Pour éviter une détérioration prématurée de l’ensemble et en optimiser la durée de vie, Marie-France Bélec suggère d’aborder la question par une mise en service de ses composants et des décisions orientées vers des principes de qualité et de durabilité, plutôt que des économies à court terme. Une telle démarche peut inclure des révisions approfondies des plans et devis, une surveillance accrue au chantier, des essais in situ, des analyses thermographiques, voire des tests sur prototype en laboratoire. Mais elle ne saurait être complète sans un plan d’entretien détaillé.
Entretien planifié
« Le plan d’entretien permet d’établir un budget pour les interventions futures, mais ce n’est pas son seul rôle, avise Louis-Martin Guénette. Il sert aussi à prévenir les défaillances de l’enveloppe, en procédant à des inspections régulières. Et ça passe par une tournée des systèmes et des zones à risque. On s’assure que les joints, les scellants sont en bonne condition, qu’il n’y a pas de taches ni de fissures sur le parement. »
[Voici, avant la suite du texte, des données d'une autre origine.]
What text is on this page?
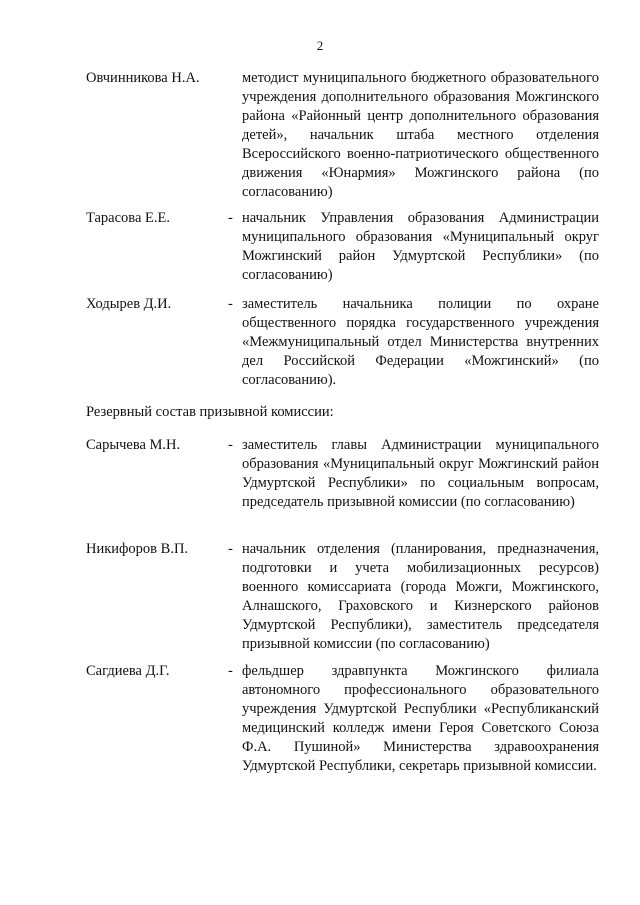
2
Овчинникова Н.А.	методист муниципального бюджетного образовательного учреждения дополнительного образования Можгинского района «Районный центр дополнительного образования детей», начальник штаба местного отделения Всероссийского военно-патриотического общественного движения «Юнармия» Можгинского района (по согласованию)
Тарасова Е.Е.	- начальник Управления образования Администрации муниципального образования «Муниципальный округ Можгинский район Удмуртской Республики» (по согласованию)
Ходырев Д.И.	- заместитель начальника полиции по охране общественного порядка государственного учреждения «Межмуниципальный отдел Министерства внутренних дел Российской Федерации «Можгинский» (по согласованию).
Резервный состав призывной комиссии:
Сарычева М.Н.	- заместитель главы Администрации муниципального образования «Муниципальный округ Можгинский район Удмуртской Республики» по социальным вопросам, председатель призывной комиссии (по согласованию)
Никифоров В.П.	- начальник отделения (планирования, предназначения, подготовки и учета мобилизационных ресурсов) военного комиссариата (города Можги, Можгинского, Алнашского, Граховского и Кизнерского районов Удмуртской Республики), заместитель председателя призывной комиссии (по согласованию)
Сагдиева Д.Г.	- фельдшер здравпункта Можгинского филиала автономного профессионального образовательного учреждения Удмуртской Республики «Республиканский медицинский колледж имени Героя Советского Союза Ф.А. Пушиной» Министерства здравоохранения Удмуртской Республики, секретарь призывной комиссии.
Bien qu’il n’y ait pas de recette infaillible pour concevoir, mettre en œuvre et entretenir de façon optimale l’enveloppe d’un bâtiment, les codes et la réglementation pourraient pousser les concepteurs et leurs clients à penser de façon plus durable. « Même si on voit se profiler une tendance réglementaire, il sera toujours possible de construire sans objectif de durabilité, déplore Marie-France Bélec.
« Pour améliorer la qualité et la durabilité des assemblages, ça prend en plus une bonne coopération à tous les niveaux, ajoute-t-elle, Chose certaine, des enveloppes durables au Québec, on en a fait et on en fait encore. On n’a qu’à penser au patrimoine religieux et hospitalier. Aujourd’hui, quand on parle de durée de vie d’un bâtiment, on vise environ 50 à 60 ans. Est-ce suffisant pour permettre aux futures générations de profiter de nos réalisations ? L’avenir saura nous dire. Pour l’instant, c’est la tendance de l’heure. »
- Une dépense d’énergie moindre : plus l’enveloppe sera efficace et étanche, moins la consommation d’énergie sera élevée
- Une mécanique plus modeste : avec des charges de chauffage et de climatisation réduites, les équipements mécaniques seront moins volumineux
- Un plus grand confort pour les occupants : moins de surchauffe et moins d’éblouissement, donc, plus de productivité au travail
- Des frais d’entretien réduits : mieux l’enveloppe aura été conçue et mise en œuvre, mieux le bâtiment traversera le temps
Le système d’évaluation LEED Canada offre la possibilité d’obtenir un crédit pour la réalisation d’un bâtiment qui durera à travers le temps. Le crédit Bâtiment durable de la catégorie Priorité régionale vise en effet à réduire l’utilisation de matériaux et la production de déchets tout au long du cycle de vie du bâtiment.
Pour l’obtenir, il faut élaborer un plan de durabilité pour documenter le contrôle de la qualité du projet. Ce plan inclut une liste des personnes-ressources, les objectifs poursuivis, la description des systèmes-types de l’enveloppe et l’analyse de leurs composants. Intégré au programme d’entretien de l’immeuble, il guidera les interventions futures.
Il est à noter que LEED v4 introduit un nouveau sous-crédit dans la mise en service améliorée : soit la Mise en service de l’enveloppe. Ces nouvelles exigences, qui seront basées sur les normes ASHRAE Guidelines 0 et NIBS Guideline 3, viseront à documenter le processus de conception et de réalisation de l’enveloppe du bâtiment.